APS Homepage

Oral: Fungal Pathogenicity


A forward genetic screen in Phomopsis longicolla provides unique insights into pathogenesis
M. ZACCARON (1), S. Sharma (2), W. Fagundes (2), W. Hawkins (2), N. Lawson (2), J. Ridenour (2), J. Smith (2), B. Dhillon (2), J. Rupe (2), B. Bluhm (2) (1) University of Arkansas, U.S.A.; (2) University of Arkansas, U.S.A.

View Presentation

Phomopsis longicola (Hobbs) causes Phomopsis seed decay of soybean (Glycine max), and also causes lesions on soybean stems, pods, and petioles. P. longicola can also exist endophytically within soybean stems, which has given rise to the hypothesis that pathogenesis occurs when the pathogen transitions from endophytic or hemibiotrophic growth to necrotrophy. In this study, a forward genetic screen was performed to elucidate genetic mechanisms underlying necrotrophy, and a RAD-seq approach was adapted to characterize genomic lesions in selected mutants. A collection of 1114 tagged, insertional mutants was created via Agrobacterium-mediated transformation, and mutants were evaluated individually in soybean stems for their ability to induce necrosis and form pycnidia.

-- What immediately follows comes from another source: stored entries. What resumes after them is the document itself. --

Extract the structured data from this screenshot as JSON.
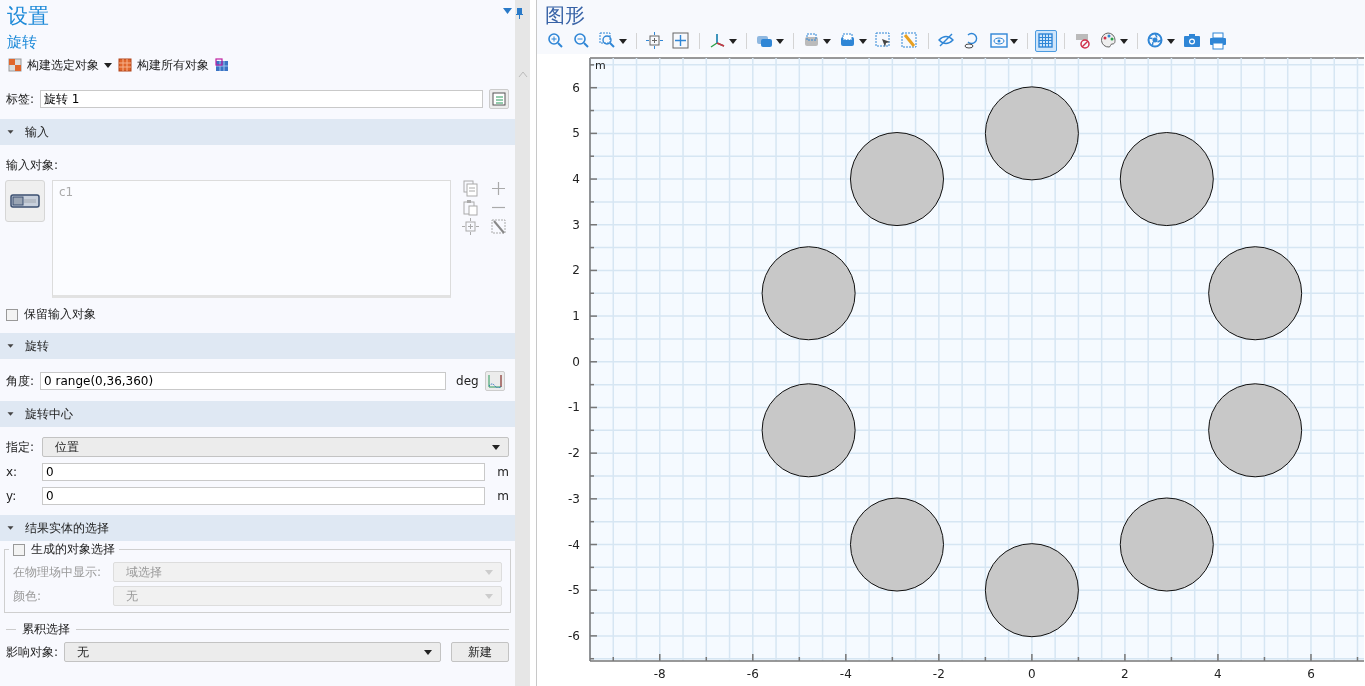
{
  "settings": {
    "title": "设置",
    "subtitle": "旋转",
    "toolbar": [
      {
        "label": "构建选定对象",
        "has_menu": true
      },
      {
        "label": "构建所有对象",
        "has_menu": false
      }
    ],
    "label_field": {
      "label": "标签:",
      "value": "旋转 1"
    },
    "sections": [
      {
        "kind": "input",
        "title": "输入",
        "expanded": true,
        "list_label": "输入对象:",
        "items": [
          "c1"
        ],
        "checkbox": {
          "label": "保留输入对象",
          "checked": false
        }
      },
      {
        "kind": "angle",
        "title": "旋转",
        "expanded": true,
        "label": "角度:",
        "value": "0 range(0,36,360)",
        "unit": "deg"
      },
      {
        "kind": "center",
        "title": "旋转中心",
        "expanded": true,
        "select": {
          "label": "指定:",
          "value": "位置"
        },
        "fields": [
          {
            "label": "x:",
            "value": "0",
            "unit": "m"
          },
          {
            "label": "y:",
            "value": "0",
            "unit": "m"
          }
        ]
      },
      {
        "kind": "selection",
        "title": "结果实体的选择",
        "expanded": true,
        "group": {
          "label": "生成的对象选择",
          "checked": false,
          "rows": [
            {
              "label": "在物理场中显示:",
              "value": "域选择",
              "disabled": true
            },
            {
              "label": "颜色:",
              "value": "无",
              "disabled": true
            }
          ]
        },
        "cumulative": {
          "title": "累积选择",
          "label": "影响对象:",
          "value": "无",
          "button": "新建"
        }
      }
    ]
  },
  "graphics": {
    "title": "图形",
    "chart_data": {
      "type": "scatter",
      "ylabel": "m",
      "grid": true,
      "x": [
        0,
        2.9,
        4.8,
        4.8,
        2.9,
        0,
        -2.9,
        -4.8,
        -4.8,
        -2.9
      ],
      "values": [
        5,
        4,
        1.5,
        -1.5,
        -4,
        -5,
        -4,
        -1.5,
        1.5,
        4
      ],
      "xlim": [
        -9.5,
        7.14
      ],
      "ylim": [
        -6.55,
        6.65
      ],
      "xticks": [
        -8,
        -6,
        -4,
        -2,
        0,
        2,
        4,
        6
      ],
      "yticks": [
        -6,
        -5,
        -4,
        -3,
        -2,
        -1,
        0,
        1,
        2,
        3,
        4,
        5,
        6
      ]
    }
  }
}
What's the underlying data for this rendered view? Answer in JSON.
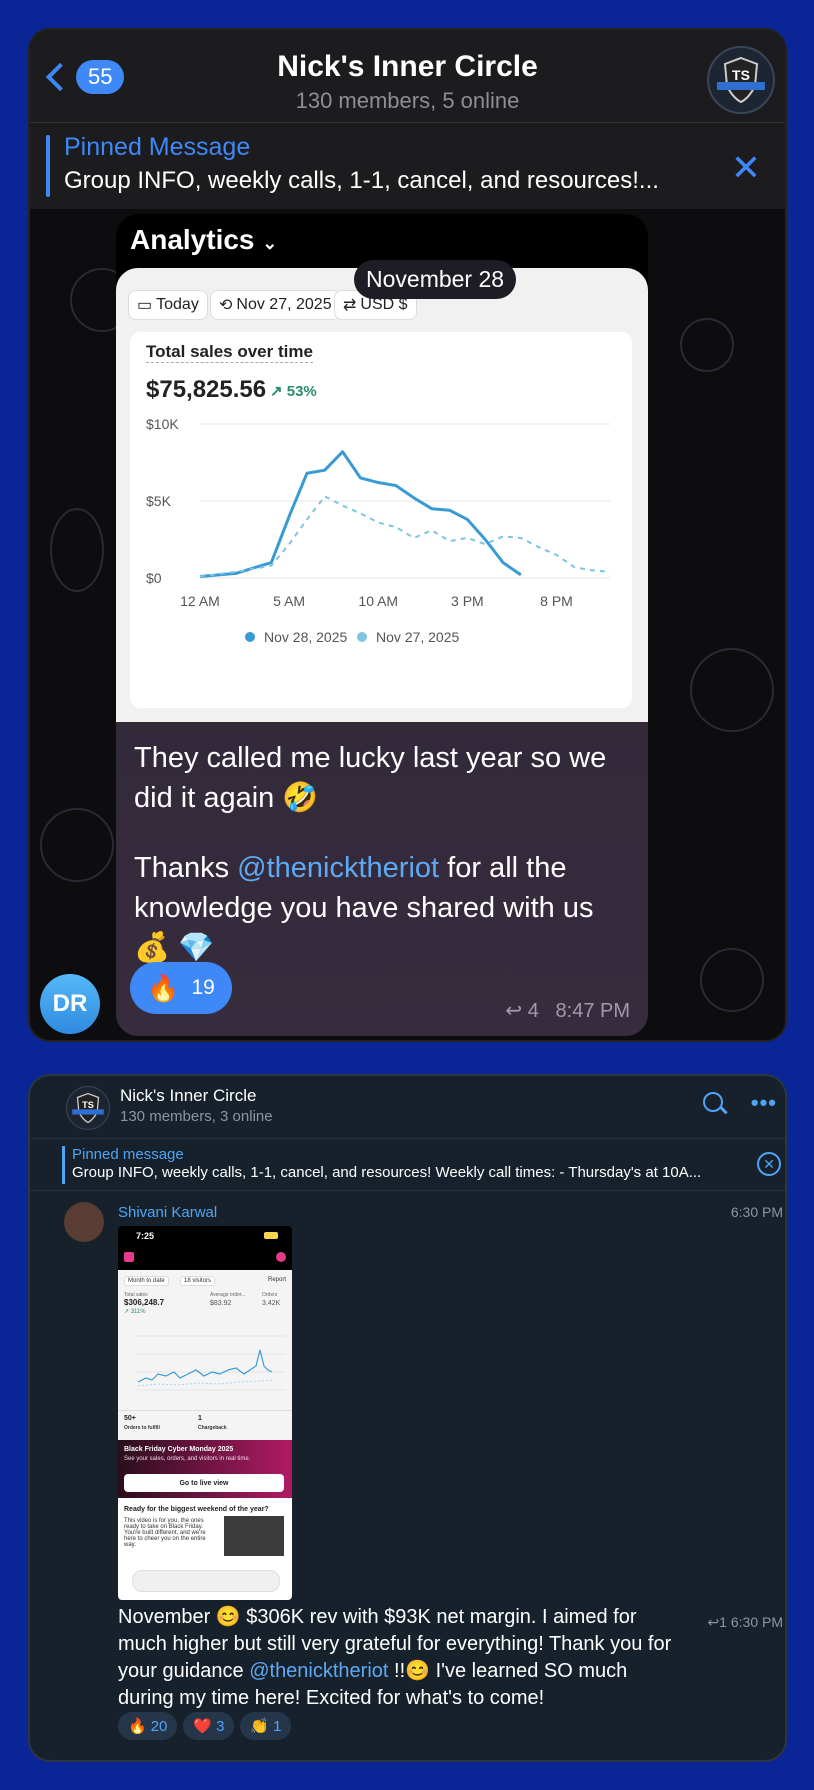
{
  "top_chat": {
    "back_count": "55",
    "title": "Nick's Inner Circle",
    "subtitle": "130 members, 5 online",
    "pinned_title": "Pinned Message",
    "pinned_text": "Group INFO, weekly calls, 1-1, cancel, and resources!...",
    "date_pill": "November 28",
    "screenshot": {
      "header": "Analytics",
      "pills": [
        "Today",
        "Nov 27, 2025",
        "USD $"
      ],
      "card_title": "Total sales over time",
      "total": "$75,825.56",
      "change": "53%"
    },
    "message_line1": "They called me lucky last year so we did it again 🤣",
    "message_thanks": "Thanks ",
    "mention": "@thenicktheriot",
    "message_rest": " for all the knowledge you have shared with us",
    "message_emojis": "💰 💎",
    "reaction_emoji": "🔥",
    "reaction_count": "19",
    "reply_count": "4",
    "time": "8:47 PM",
    "avatar_initials": "DR"
  },
  "chart_data": {
    "type": "line",
    "title": "Total sales over time",
    "y_ticks": [
      "$10K",
      "$5K",
      "$0"
    ],
    "ylim": [
      0,
      10000
    ],
    "x_ticks": [
      "12 AM",
      "5 AM",
      "10 AM",
      "3 PM",
      "8 PM"
    ],
    "x_hours": [
      0,
      2,
      4,
      5,
      6,
      7,
      8,
      9,
      10,
      11,
      12,
      13,
      14,
      15,
      16,
      17,
      18,
      19,
      20,
      21,
      22,
      23
    ],
    "series": [
      {
        "name": "Nov 28, 2025",
        "color": "#3a9ad6",
        "dashed": false,
        "values": [
          100,
          300,
          1000,
          4000,
          6800,
          7000,
          8200,
          6500,
          6200,
          6000,
          5200,
          4500,
          4400,
          3800,
          2500,
          1000,
          200,
          null,
          null,
          null,
          null,
          null
        ]
      },
      {
        "name": "Nov 27, 2025",
        "color": "#7fc4e0",
        "dashed": true,
        "values": [
          100,
          400,
          800,
          2200,
          3800,
          5300,
          4700,
          4200,
          3600,
          3300,
          2600,
          3100,
          2400,
          2600,
          2200,
          2700,
          2600,
          2000,
          1500,
          700,
          500,
          400
        ]
      }
    ],
    "legend_position": "bottom"
  },
  "bottom_chat": {
    "title": "Nick's Inner Circle",
    "subtitle": "130 members, 3 online",
    "pinned_title": "Pinned message",
    "pinned_text": "Group INFO, weekly calls, 1-1, cancel, and resources!   Weekly call times:  - Thursday's at 10A...",
    "sender": "Shivani Karwal",
    "time_top": "6:30 PM",
    "phone": {
      "status_time": "7:25",
      "filter1": "Month to date",
      "filter2": "18 visitors",
      "report": "Report",
      "total_sales_label": "Total sales",
      "total_sales": "$306,248.7",
      "total_sales_change": "311%",
      "aov_label": "Average order...",
      "aov": "$83.92",
      "orders_label": "Orders",
      "orders": "3.42K",
      "orders_fulfill": "50+",
      "orders_fulfill_label": "Orders to fulfill",
      "chargeback": "1",
      "chargeback_label": "Chargeback",
      "bf_title": "Black Friday Cyber Monday 2025",
      "bf_sub": "See your sales, orders, and visitors in real time.",
      "bf_button": "Go to live view",
      "ready_title": "Ready for the biggest weekend of the year?",
      "ready_text": "This video is for you, the ones ready to take on Black Friday. You're built different, and we're here to cheer you on the entire way."
    },
    "msg_a": "November 😊  $306K rev with $93K net margin. I aimed for much higher but still very grateful for everything! Thank you for your guidance ",
    "mention": "@thenicktheriot",
    "msg_b": " !!😊 I've learned SO much during my time here! Excited for what's to come!",
    "reply_count": "1",
    "time": "6:30 PM",
    "reactions": [
      {
        "emoji": "🔥",
        "count": "20"
      },
      {
        "emoji": "❤️",
        "count": "3"
      },
      {
        "emoji": "👏",
        "count": "1"
      }
    ]
  }
}
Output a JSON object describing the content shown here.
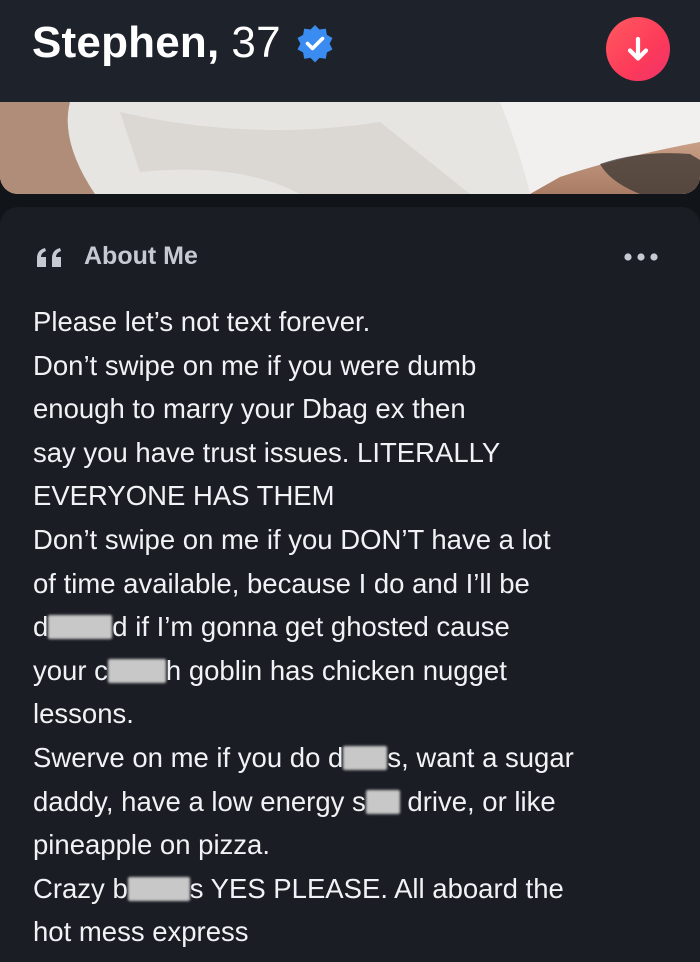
{
  "profile": {
    "name": "Stephen,",
    "age": "37"
  },
  "about": {
    "heading": "About Me",
    "bio_lines": [
      [
        "Please let’s not text forever."
      ],
      [
        "Don’t swipe on me if you were dumb"
      ],
      [
        "enough to marry your Dbag ex then"
      ],
      [
        "say you have trust issues. LITERALLY"
      ],
      [
        "EVERYONE HAS THEM"
      ],
      [
        "Don’t swipe on me if you DON’T have a lot"
      ],
      [
        "of time available, because I do and I’ll be"
      ],
      [
        "d",
        "d if I’m gonna get ghosted cause"
      ],
      [
        "your c",
        "h goblin has chicken nugget"
      ],
      [
        "lessons."
      ],
      [
        "Swerve on me if you do d",
        "s, want a sugar"
      ],
      [
        "daddy, have a low energy s",
        " drive, or like"
      ],
      [
        "pineapple on pizza."
      ],
      [
        "Crazy b",
        "s YES PLEASE. All aboard the"
      ],
      [
        "hot mess express"
      ]
    ]
  },
  "colors": {
    "background": "#111418",
    "header": "#1d222b",
    "verified_badge": "#3b8cf0",
    "down_button": "#fd3a5a",
    "text": "#f1f2f5",
    "subtle_text": "#c5c9d2"
  },
  "icons": {
    "verified": "verified-badge-icon",
    "down": "arrow-down-icon",
    "quote": "quote-icon",
    "more": "more-dots-icon"
  }
}
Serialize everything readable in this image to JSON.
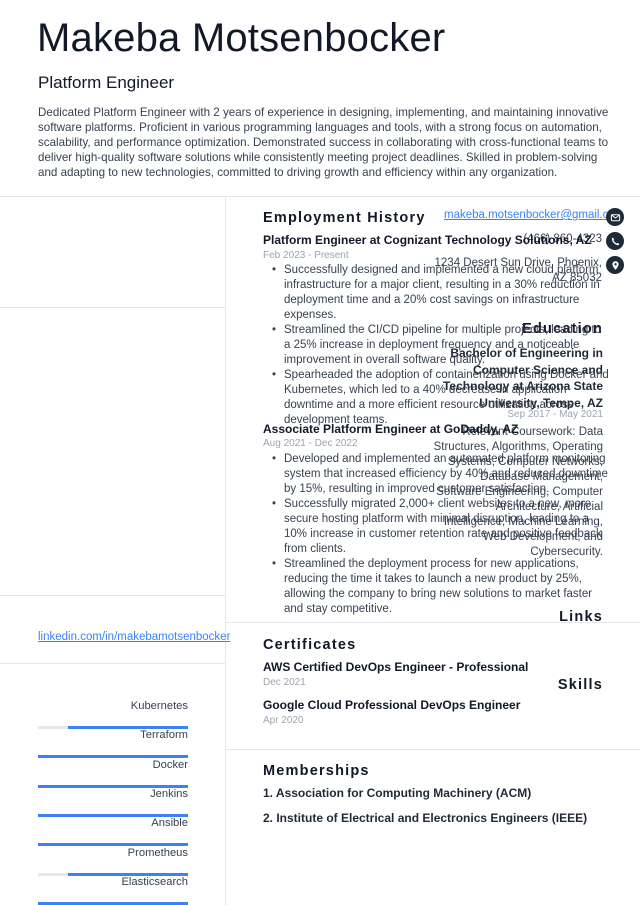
{
  "header": {
    "name": "Makeba Motsenbocker",
    "job_title": "Platform Engineer",
    "summary": "Dedicated Platform Engineer with 2 years of experience in designing, implementing, and maintaining innovative software platforms. Proficient in various programming languages and tools, with a strong focus on automation, scalability, and performance optimization. Demonstrated success in collaborating with cross-functional teams to deliver high-quality software solutions while consistently meeting project deadlines. Skilled in problem-solving and adapting to new technologies, committed to driving growth and efficiency within any organization."
  },
  "contact": {
    "email": "makeba.motsenbocker@gmail.com",
    "email_visible": "makeba.motsenbocker@gmail.co",
    "phone": "(466) 860-4323",
    "address_line1": "1234 Desert Sun Drive, Phoenix,",
    "address_line2": "AZ 85032",
    "icons": [
      "envelope-icon",
      "phone-icon",
      "map-pin-icon"
    ]
  },
  "education": {
    "heading": "Education",
    "degree": "Bachelor of Engineering in Computer Science and Technology at Arizona State University, Tempe, AZ",
    "dates": "Sep 2017 - May 2021",
    "description": "Relevant Coursework: Data Structures, Algorithms, Operating Systems, Computer Networks, Database Management, Software Engineering, Computer Architecture, Artificial Intelligence, Machine Learning, Web Development, and Cybersecurity."
  },
  "links": {
    "heading": "Links",
    "items": [
      {
        "label": "linkedin.com/in/makebamotsenbocker"
      }
    ]
  },
  "skills": {
    "heading": "Skills",
    "items": [
      {
        "name": "Kubernetes",
        "level": 0.8
      },
      {
        "name": "Terraform",
        "level": 1.0
      },
      {
        "name": "Docker",
        "level": 1.0
      },
      {
        "name": "Jenkins",
        "level": 1.0
      },
      {
        "name": "Ansible",
        "level": 1.0
      },
      {
        "name": "Prometheus",
        "level": 0.8
      },
      {
        "name": "Elasticsearch",
        "level": 1.0
      }
    ]
  },
  "employment": {
    "heading": "Employment History",
    "jobs": [
      {
        "title": "Platform Engineer at Cognizant Technology Solutions, AZ",
        "dates": "Feb 2023 - Present",
        "bullets": [
          "Successfully designed and implemented a new cloud platform infrastructure for a major client, resulting in a 30% reduction in deployment time and a 20% cost savings on infrastructure expenses.",
          "Streamlined the CI/CD pipeline for multiple projects, leading to a 25% increase in deployment frequency and a noticeable improvement in overall software quality.",
          "Spearheaded the adoption of containerization using Docker and Kubernetes, which led to a 40% decrease in application downtime and a more efficient resource utilization across development teams."
        ]
      },
      {
        "title": "Associate Platform Engineer at GoDaddy, AZ",
        "dates": "Aug 2021 - Dec 2022",
        "bullets": [
          "Developed and implemented an automated platform monitoring system that increased efficiency by 40% and reduced downtime by 15%, resulting in improved customer satisfaction.",
          "Successfully migrated 2,000+ client websites to a new, more secure hosting platform with minimal disruption, leading to a 10% increase in customer retention rate and positive feedback from clients.",
          "Streamlined the deployment process for new applications, reducing the time it takes to launch a new product by 25%, allowing the company to bring new solutions to market faster and stay competitive."
        ]
      }
    ]
  },
  "certificates": {
    "heading": "Certificates",
    "items": [
      {
        "name": "AWS Certified DevOps Engineer - Professional",
        "date": "Dec 2021"
      },
      {
        "name": "Google Cloud Professional DevOps Engineer",
        "date": "Apr 2020"
      }
    ]
  },
  "memberships": {
    "heading": "Memberships",
    "items": [
      "1. Association for Computing Machinery (ACM)",
      "2. Institute of Electrical and Electronics Engineers (IEEE)"
    ]
  },
  "colors": {
    "accent": "#3b82f6",
    "text_dark": "#111827",
    "muted": "#9ca3af",
    "divider": "#e5e7eb"
  }
}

Six mutants induced significantly less necrosis in soybean stems than the wild-type strain, and four formed significantly fewer pycnidia. No gain-of-function mutations (increased necrosis) were observed. A modified RAD-seq protocol developed to identify the site of insertion was applied to a mutant significantly reduced in its ability to cause stem necrosis; a single copy of the disruption cassette integrated into the presumed promoter region of a cellobiohydrolase. This study describes new tools to dissect the interaction between P. longicola and soybean, and provides new insight into conserved mechanisms underlying stem, pod, and seed necrosis caused by P. longicola.